I don't. I promise, however tempting it is. And I don't remind Cheryl that in the last couple of months, she's made plenty of comments about certain reality stars. She joins in with those mad threads that start up from time to time, where someone gets slagged off and it goes on for ages before the trolls forget and move on to the next person.

"Downside of fame, Cheryl," I say like I'm all worldly-wise. But those comments rattled me too. I had to stop reading quickly. 'U hoor' and 'fat dog' weren't the worst of them. I even looked over my shoulder a couple of times. Suddenly, Cheryl and I weren't all by ourselves shut up in and the back of neck prickled as if a crowd thundered up the stairs coming to get us. People with baseball bats and guns, who were about to burst into the room in a second and start hitting us.

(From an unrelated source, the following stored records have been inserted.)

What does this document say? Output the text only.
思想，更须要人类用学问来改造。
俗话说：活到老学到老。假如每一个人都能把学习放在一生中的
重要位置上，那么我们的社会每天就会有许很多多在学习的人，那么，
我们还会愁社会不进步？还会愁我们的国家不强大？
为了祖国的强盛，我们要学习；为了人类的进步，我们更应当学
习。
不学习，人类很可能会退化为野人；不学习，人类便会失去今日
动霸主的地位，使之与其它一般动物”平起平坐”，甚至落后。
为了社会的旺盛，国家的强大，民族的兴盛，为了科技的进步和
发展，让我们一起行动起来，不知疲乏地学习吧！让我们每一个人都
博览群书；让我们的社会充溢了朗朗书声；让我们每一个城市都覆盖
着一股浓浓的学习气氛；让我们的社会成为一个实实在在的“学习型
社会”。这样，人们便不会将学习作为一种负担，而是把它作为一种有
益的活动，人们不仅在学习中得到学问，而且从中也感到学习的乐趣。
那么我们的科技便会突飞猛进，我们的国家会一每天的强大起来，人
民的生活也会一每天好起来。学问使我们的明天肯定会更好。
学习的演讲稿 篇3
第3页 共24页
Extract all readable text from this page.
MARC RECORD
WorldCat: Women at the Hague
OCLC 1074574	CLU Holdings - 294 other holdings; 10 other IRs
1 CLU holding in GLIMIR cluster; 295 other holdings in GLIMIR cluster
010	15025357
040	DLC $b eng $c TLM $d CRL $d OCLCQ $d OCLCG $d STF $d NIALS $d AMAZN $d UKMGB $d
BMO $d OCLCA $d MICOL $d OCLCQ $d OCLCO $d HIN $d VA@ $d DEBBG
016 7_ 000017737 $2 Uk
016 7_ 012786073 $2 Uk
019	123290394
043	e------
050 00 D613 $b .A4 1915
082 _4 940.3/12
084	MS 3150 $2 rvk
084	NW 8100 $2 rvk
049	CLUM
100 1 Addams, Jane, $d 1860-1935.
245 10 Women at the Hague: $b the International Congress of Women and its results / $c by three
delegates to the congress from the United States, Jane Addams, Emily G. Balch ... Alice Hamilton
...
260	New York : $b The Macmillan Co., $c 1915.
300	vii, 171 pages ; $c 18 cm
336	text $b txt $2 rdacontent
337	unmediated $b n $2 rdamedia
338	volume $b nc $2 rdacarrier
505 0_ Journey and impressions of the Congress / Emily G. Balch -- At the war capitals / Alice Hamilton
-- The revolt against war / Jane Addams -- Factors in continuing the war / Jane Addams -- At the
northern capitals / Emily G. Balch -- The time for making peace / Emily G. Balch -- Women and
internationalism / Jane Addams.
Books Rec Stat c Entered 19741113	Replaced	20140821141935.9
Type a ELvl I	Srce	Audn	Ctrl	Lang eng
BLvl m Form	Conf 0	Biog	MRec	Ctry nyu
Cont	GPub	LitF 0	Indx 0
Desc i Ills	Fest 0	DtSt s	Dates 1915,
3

There were more nice remarks—'u sound like a lovely person', but they aren't the ones that stay in your head, are they? The messages Cheryl didn't see included. "We're coming to get you you fucking slag. DIE."

And those words weren't even meant for me.

Cheryl puts her phone away, and I put my laptop to sleep. "Shall we go out?" I say, hoping she'll say no.

"Nah," she says, "I'm good to go. I've gotta get home." She gets off my bed and changes back into her own clothes.

I'm relieved. My emergency stock of food beckons, and I've just heard Mum and Ben go out, which means I have the house all to myself. 

I wave goodbye to Cheryl from my window, and I see that she's taken her phone out of her pocket again—unable to resist. I wait till she's out of sight, a list of things running through my brain.

Large bar fruit and nut chocolate? Check.

Big bag Kettle chips (mature cheddar and red onion flavour)? Check.

Great British Baker Victoria sponge? Check.

Chunky monkey ice cream? Check.

I'm all set then. My heart beats furiously, still imagining those crowds of people and their weapons thundering up the stairs. I want rid of them, I want distraction, and for thirty minutes I want there to be nothing in my head except except food, food, food. 

I add to the checklist the new essentials. Tomato soup? Check. Pint glass? Check. Salt? Check. All is well.